You can’t always easily tell when you cross the border from Plano into Richardson, Garland or Dallas. Drive from Dallas and it’s not always easy to tell when you make the transition to Addison and then to Carrollton. In the 1980s it was easy to tell when you drove from Allen into Plano but the former has built up so much since then that it’s hard to tell.

You must not have looked at the election returns. The white male suburbanite is the one getting increasingly getting outnumbered. Obama says sprawl is over, and his voters, the majority, smile and nod. The consolidated metro government in the Twin Cities is a reality, not just some pie in the sky proposal. We are winning, outside the South and the Plains, and we’ll consolidate our federal strength and deal with those regions too, in good time.

That is great for the Twin Cities if it really is true but it has no bearing on anyone else. There is no need to force the same model on the entire nation because it is a terrible fit for many areas. It doesn’t matter Obama thinks about about sprawl. That is a state or local and not a federal issue and he can’t even make laws at the federal level. Obama also only won with a tiny majority of the vote and there is no indication that he would have won at all if he emphasized this issue as part of the core platform. I am completely certain that he wouldn’t have if he had.

The ‘We’ on this particular issue is much smaller than you can imagine. I would put it generously in the low single digits of voter percentages but feel free to provide cites otherwise. I don’t like to keep using Boston references but that is what I know at the moment. It is really two different cities, Boston and Cambridge, that are only separated by an overgrown stream and you couldn’t even get them to merge if had to even though they are both incredibly progressive by American standards. Multiply that by 10,000 across the country and then you can start to appreciate the concerns.

The United States is not run by referendum. All that matters is whether the politicians in power support this, and that the people who oppose it are not able to defeat them.

Since the US entered WWII, only two presidential candidates have won more than 51% of the popular vote every time they faced the nation’s voters. One was the affable general widely credited with winning that war; the other was…Barack Obama. I would think that kind of says it all right there. (And Hillary is going to run up the score in 2016.)
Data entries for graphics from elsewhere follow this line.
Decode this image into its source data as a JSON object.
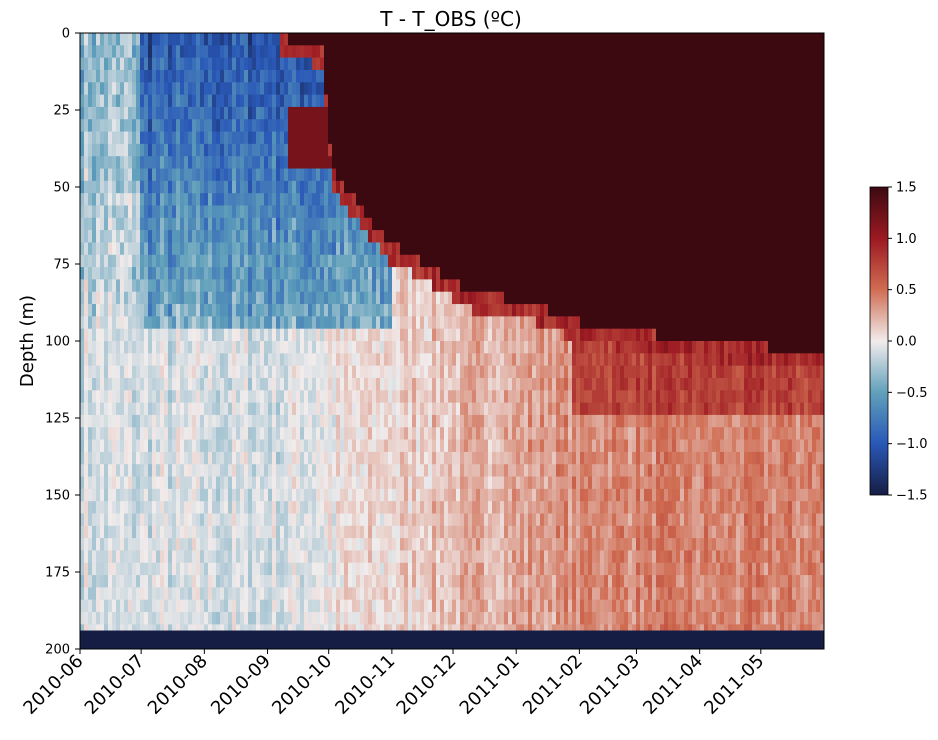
{
  "chart_data": {
    "type": "heatmap",
    "title": "T - T_OBS (ºC)",
    "xlabel": "",
    "ylabel": "Depth (m)",
    "x_ticks": [
      "2010-06",
      "2010-07",
      "2010-08",
      "2010-09",
      "2010-10",
      "2010-11",
      "2010-12",
      "2011-01",
      "2011-02",
      "2011-03",
      "2011-04",
      "2011-05"
    ],
    "x_range": [
      "2010-06-01",
      "2011-06-01"
    ],
    "y_ticks": [
      "0",
      "25",
      "50",
      "75",
      "100",
      "125",
      "150",
      "175",
      "200"
    ],
    "y_range": [
      0,
      200
    ],
    "y_inverted": true,
    "colorbar": {
      "ticks": [
        "1.5",
        "1.0",
        "0.5",
        "0.0",
        "−0.5",
        "−1.0",
        "−1.5"
      ],
      "vmin": -1.5,
      "vmax": 1.5,
      "colormap": "balance"
    },
    "features": {
      "bottom_mask_depth": 194,
      "mixed_layer_max_depth_m": [
        {
          "date": "2010-06-01",
          "depth": 0
        },
        {
          "date": "2010-09-01",
          "depth": 0
        },
        {
          "date": "2010-09-28",
          "depth": 5
        },
        {
          "date": "2010-10-03",
          "depth": 45
        },
        {
          "date": "2010-10-15",
          "depth": 55
        },
        {
          "date": "2010-10-30",
          "depth": 68
        },
        {
          "date": "2010-11-10",
          "depth": 72
        },
        {
          "date": "2010-11-25",
          "depth": 78
        },
        {
          "date": "2010-12-10",
          "depth": 84
        },
        {
          "date": "2011-01-10",
          "depth": 88
        },
        {
          "date": "2011-02-01",
          "depth": 94
        },
        {
          "date": "2011-03-10",
          "depth": 98
        },
        {
          "date": "2011-04-20",
          "depth": 101
        },
        {
          "date": "2011-06-01",
          "depth": 104
        }
      ],
      "typical_values": {
        "surface_after_oct": 1.5,
        "summer_upper_layer": -1.0,
        "deep_2011": 0.4,
        "deep_2010_summer": -0.1
      }
    }
  }
}
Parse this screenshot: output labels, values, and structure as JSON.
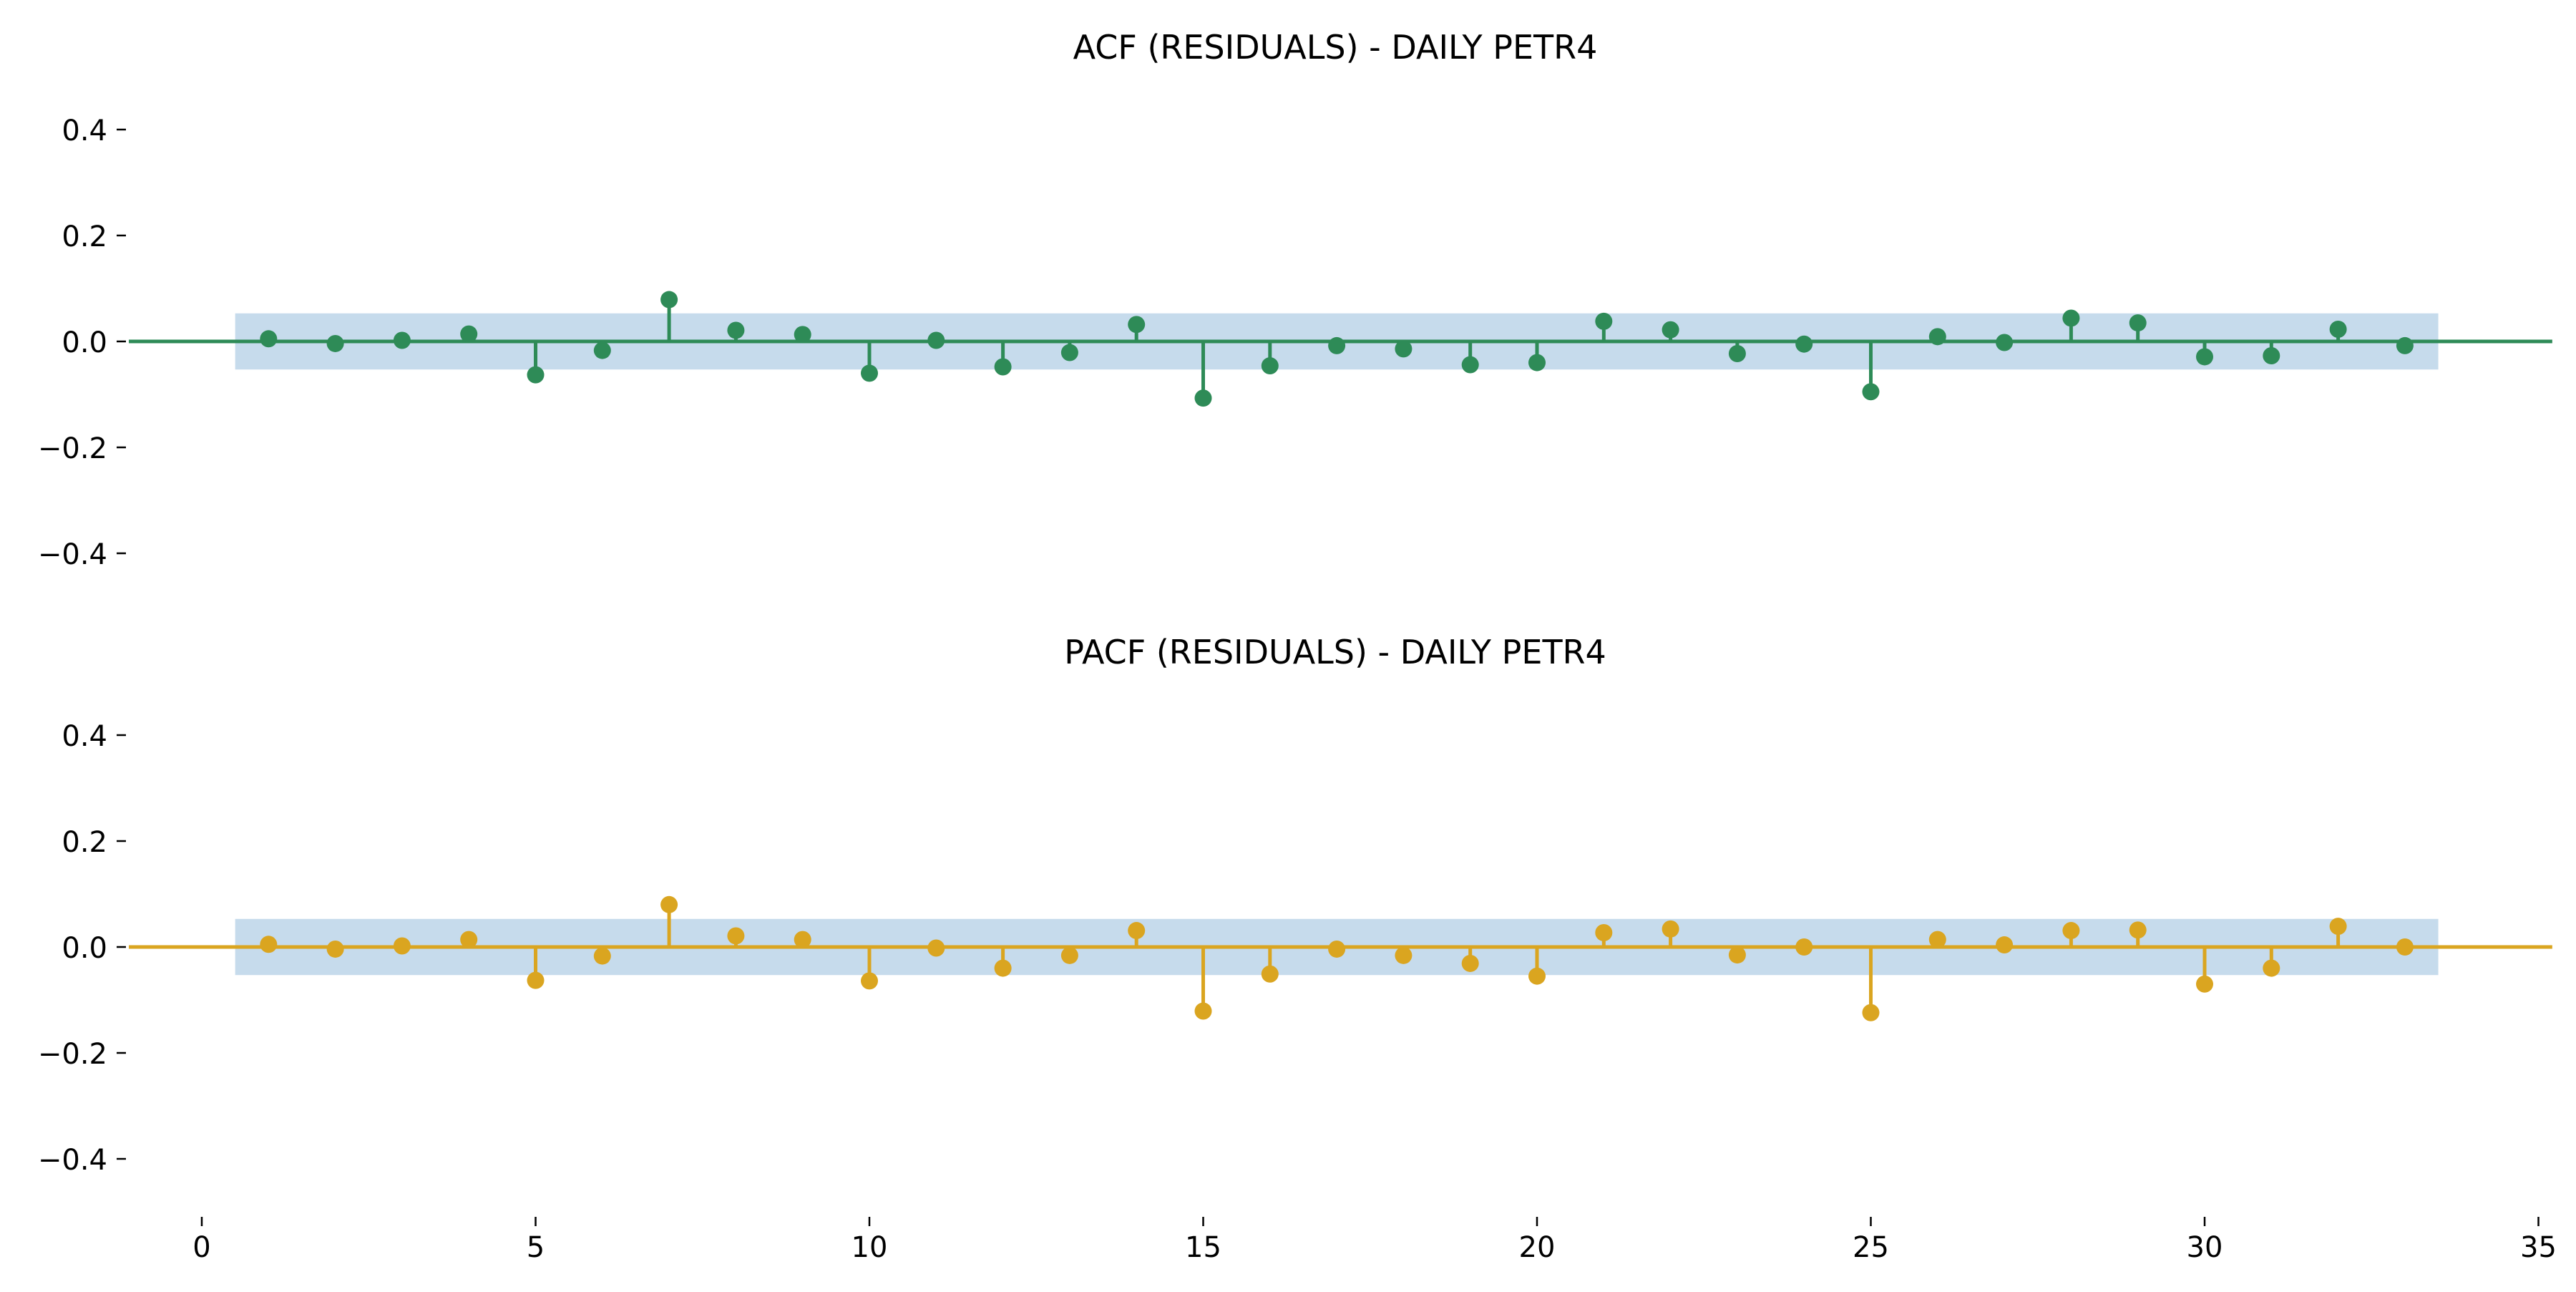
{
  "chart_data": [
    {
      "type": "stem",
      "title": "ACF (RESIDUALS) - DAILY PETR4",
      "xlabel": "",
      "ylabel": "",
      "xlim": [
        -1.2,
        35.1
      ],
      "ylim": [
        -0.45,
        0.45
      ],
      "yticks": [
        0.4,
        0.2,
        0.0,
        -0.2,
        -0.4
      ],
      "ytick_labels": [
        "0.4",
        "0.2",
        "0.0",
        "−0.2",
        "−0.4"
      ],
      "grid": false,
      "color": "#2e8b57",
      "confidence_band": {
        "x_from": 0.5,
        "x_to": 33.5,
        "lower": -0.053,
        "upper": 0.053,
        "color": "#c6dbec"
      },
      "lags": [
        1,
        2,
        3,
        4,
        5,
        6,
        7,
        8,
        9,
        10,
        11,
        12,
        13,
        14,
        15,
        16,
        17,
        18,
        19,
        20,
        21,
        22,
        23,
        24,
        25,
        26,
        27,
        28,
        29,
        30,
        31,
        32,
        33
      ],
      "values": [
        0.005,
        -0.004,
        0.002,
        0.014,
        -0.063,
        -0.017,
        0.079,
        0.021,
        0.013,
        -0.06,
        0.002,
        -0.048,
        -0.021,
        0.032,
        -0.107,
        -0.046,
        -0.008,
        -0.014,
        -0.044,
        -0.04,
        0.038,
        0.022,
        -0.023,
        -0.005,
        -0.095,
        0.009,
        -0.002,
        0.044,
        0.035,
        -0.029,
        -0.027,
        0.023,
        -0.008
      ]
    },
    {
      "type": "stem",
      "title": "PACF (RESIDUALS) - DAILY PETR4",
      "xlabel": "",
      "ylabel": "",
      "xlim": [
        -1.2,
        35.1
      ],
      "ylim": [
        -0.45,
        0.45
      ],
      "xticks": [
        0,
        5,
        10,
        15,
        20,
        25,
        30,
        35
      ],
      "yticks": [
        0.4,
        0.2,
        0.0,
        -0.2,
        -0.4
      ],
      "ytick_labels": [
        "0.4",
        "0.2",
        "0.0",
        "−0.2",
        "−0.4"
      ],
      "grid": false,
      "color": "#daa520",
      "confidence_band": {
        "x_from": 0.5,
        "x_to": 33.5,
        "lower": -0.053,
        "upper": 0.053,
        "color": "#c6dbec"
      },
      "lags": [
        1,
        2,
        3,
        4,
        5,
        6,
        7,
        8,
        9,
        10,
        11,
        12,
        13,
        14,
        15,
        16,
        17,
        18,
        19,
        20,
        21,
        22,
        23,
        24,
        25,
        26,
        27,
        28,
        29,
        30,
        31,
        32,
        33
      ],
      "values": [
        0.005,
        -0.004,
        0.002,
        0.014,
        -0.063,
        -0.017,
        0.08,
        0.021,
        0.014,
        -0.064,
        -0.002,
        -0.04,
        -0.016,
        0.031,
        -0.121,
        -0.051,
        -0.004,
        -0.016,
        -0.031,
        -0.055,
        0.027,
        0.034,
        -0.015,
        0.0,
        -0.124,
        0.014,
        0.004,
        0.031,
        0.032,
        -0.07,
        -0.04,
        0.039,
        0.0
      ]
    }
  ]
}
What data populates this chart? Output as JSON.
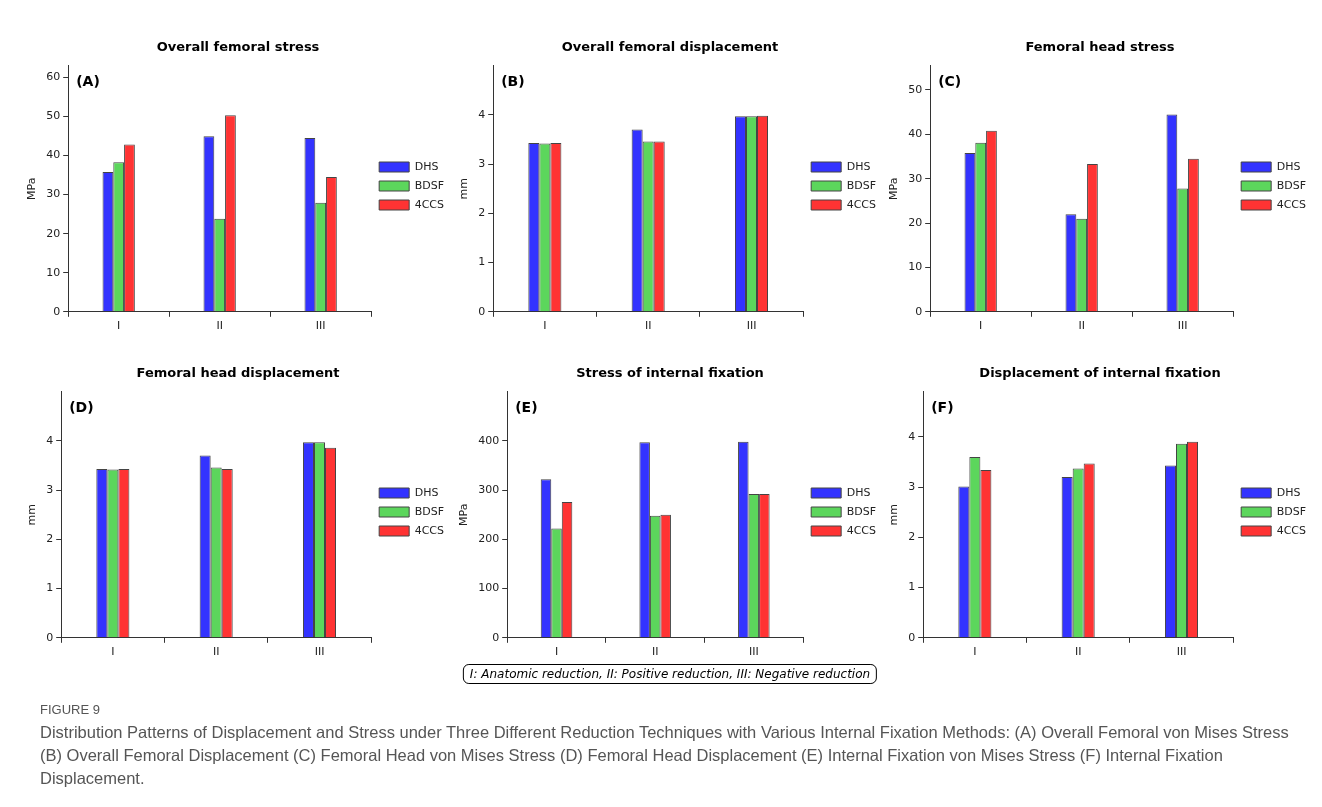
{
  "chart_data": [
    {
      "type": "bar",
      "title": "Overall femoral stress",
      "ylabel": "MPa",
      "categories": [
        "I",
        "II",
        "III"
      ],
      "series": [
        {
          "name": "DHS",
          "color": "#3333ff",
          "values": [
            35.8,
            44.9,
            44.5
          ]
        },
        {
          "name": "BDSF",
          "color": "#5cd65c",
          "values": [
            38.3,
            23.8,
            27.9
          ]
        },
        {
          "name": "4CCS",
          "color": "#ff3333",
          "values": [
            42.8,
            50.3,
            34.5
          ]
        }
      ],
      "ylim": [
        0,
        63
      ],
      "yticks": [
        0,
        10,
        20,
        30,
        40,
        50,
        60
      ],
      "grid": false,
      "legend": "right",
      "annotations": [
        "(A)"
      ]
    },
    {
      "type": "bar",
      "title": "Overall femoral displacement",
      "ylabel": "mm",
      "categories": [
        "I",
        "II",
        "III"
      ],
      "series": [
        {
          "name": "DHS",
          "color": "#3333ff",
          "values": [
            3.43,
            3.7,
            3.97
          ]
        },
        {
          "name": "BDSF",
          "color": "#5cd65c",
          "values": [
            3.42,
            3.46,
            3.97
          ]
        },
        {
          "name": "4CCS",
          "color": "#ff3333",
          "values": [
            3.43,
            3.46,
            3.98
          ]
        }
      ],
      "ylim": [
        0,
        5
      ],
      "yticks": [
        0,
        1,
        2,
        3,
        4
      ],
      "grid": false,
      "legend": "right",
      "annotations": [
        "(B)"
      ]
    },
    {
      "type": "bar",
      "title": "Femoral head stress",
      "ylabel": "MPa",
      "categories": [
        "I",
        "II",
        "III"
      ],
      "series": [
        {
          "name": "DHS",
          "color": "#3333ff",
          "values": [
            35.8,
            22.0,
            44.5
          ]
        },
        {
          "name": "BDSF",
          "color": "#5cd65c",
          "values": [
            38.1,
            21.0,
            27.8
          ]
        },
        {
          "name": "4CCS",
          "color": "#ff3333",
          "values": [
            40.8,
            33.3,
            34.5
          ]
        }
      ],
      "ylim": [
        0,
        55.5
      ],
      "yticks": [
        0,
        10,
        20,
        30,
        40,
        50
      ],
      "grid": false,
      "legend": "right",
      "annotations": [
        "(C)"
      ]
    },
    {
      "type": "bar",
      "title": "Femoral head displacement",
      "ylabel": "mm",
      "categories": [
        "I",
        "II",
        "III"
      ],
      "series": [
        {
          "name": "DHS",
          "color": "#3333ff",
          "values": [
            3.43,
            3.7,
            3.97
          ]
        },
        {
          "name": "BDSF",
          "color": "#5cd65c",
          "values": [
            3.42,
            3.46,
            3.97
          ]
        },
        {
          "name": "4CCS",
          "color": "#ff3333",
          "values": [
            3.43,
            3.43,
            3.86
          ]
        }
      ],
      "ylim": [
        0,
        5
      ],
      "yticks": [
        0,
        1,
        2,
        3,
        4
      ],
      "grid": false,
      "legend": "right",
      "annotations": [
        "(D)"
      ]
    },
    {
      "type": "bar",
      "title": "Stress of internal fixation",
      "ylabel": "MPa",
      "categories": [
        "I",
        "II",
        "III"
      ],
      "series": [
        {
          "name": "DHS",
          "color": "#3333ff",
          "values": [
            322,
            397,
            398
          ]
        },
        {
          "name": "BDSF",
          "color": "#5cd65c",
          "values": [
            222,
            248,
            292
          ]
        },
        {
          "name": "4CCS",
          "color": "#ff3333",
          "values": [
            276,
            250,
            292
          ]
        }
      ],
      "ylim": [
        0,
        500
      ],
      "yticks": [
        0,
        100,
        200,
        300,
        400
      ],
      "grid": false,
      "legend": "right",
      "annotations": [
        "(E)",
        "I: Anatomic reduction, II: Positive reduction, III: Negative reduction"
      ]
    },
    {
      "type": "bar",
      "title": "Displacement of internal fixation",
      "ylabel": "mm",
      "categories": [
        "I",
        "II",
        "III"
      ],
      "series": [
        {
          "name": "DHS",
          "color": "#3333ff",
          "values": [
            3.01,
            3.2,
            3.43
          ]
        },
        {
          "name": "BDSF",
          "color": "#5cd65c",
          "values": [
            3.6,
            3.37,
            3.86
          ]
        },
        {
          "name": "4CCS",
          "color": "#ff3333",
          "values": [
            3.34,
            3.47,
            3.9
          ]
        }
      ],
      "ylim": [
        0,
        4.9
      ],
      "yticks": [
        0,
        1,
        2,
        3,
        4
      ],
      "grid": false,
      "legend": "right",
      "annotations": [
        "(F)"
      ]
    },
    {
      "type": "other",
      "annotations": [
        "FIGURE 9",
        "Distribution Patterns of Displacement and Stress under Three Different Reduction Techniques with Various Internal Fixation Methods: (A) Overall Femoral von Mises Stress (B) Overall Femoral Displacement (C) Femoral Head von Mises Stress (D) Femoral Head Displacement (E) Internal Fixation von Mises Stress (F) Internal Fixation Displacement."
      ]
    }
  ]
}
We will chisel away, slowly but surely, against all this local intransigence, don’t you worry–just like we did under FDR and LBJ. Only a matter of time as the Tea Partiers shuffle off this mortal coil and are steadily replaced by a younger, browner, more progressive electorate. And we just need one more SCOTUS appointment. Eat your oat bran, Scalia! :wink:

BTW, and I mean this in all seriousness, it isn’t just white males that live in suburbs and it is both telling and shocking for someone to assume that is what the issue is about. You can hate older white males all you want but that has much less to do with this issue than you might ever choose to believe. I live close to a suburb that started out as a mill town and now has a huge Brazilian and Portuguese immigrant population for example. Main street is now filled with shops and restaurants that cater to them.

Your world-view is more than a little bigoted and antiquated. You may know what you see in lily-white Minnesota but don’t ever assume that applies to the whole country. There are completely mixed suburbs, Mexican suburbs, black suburbs, poor people’s suburbs, and everything else you can imagine. The important thing is that they chose to live there based on all the options they had available and that is their home. They don’t need someone else like yourself coming in from the outside to save them via decrees from the tower.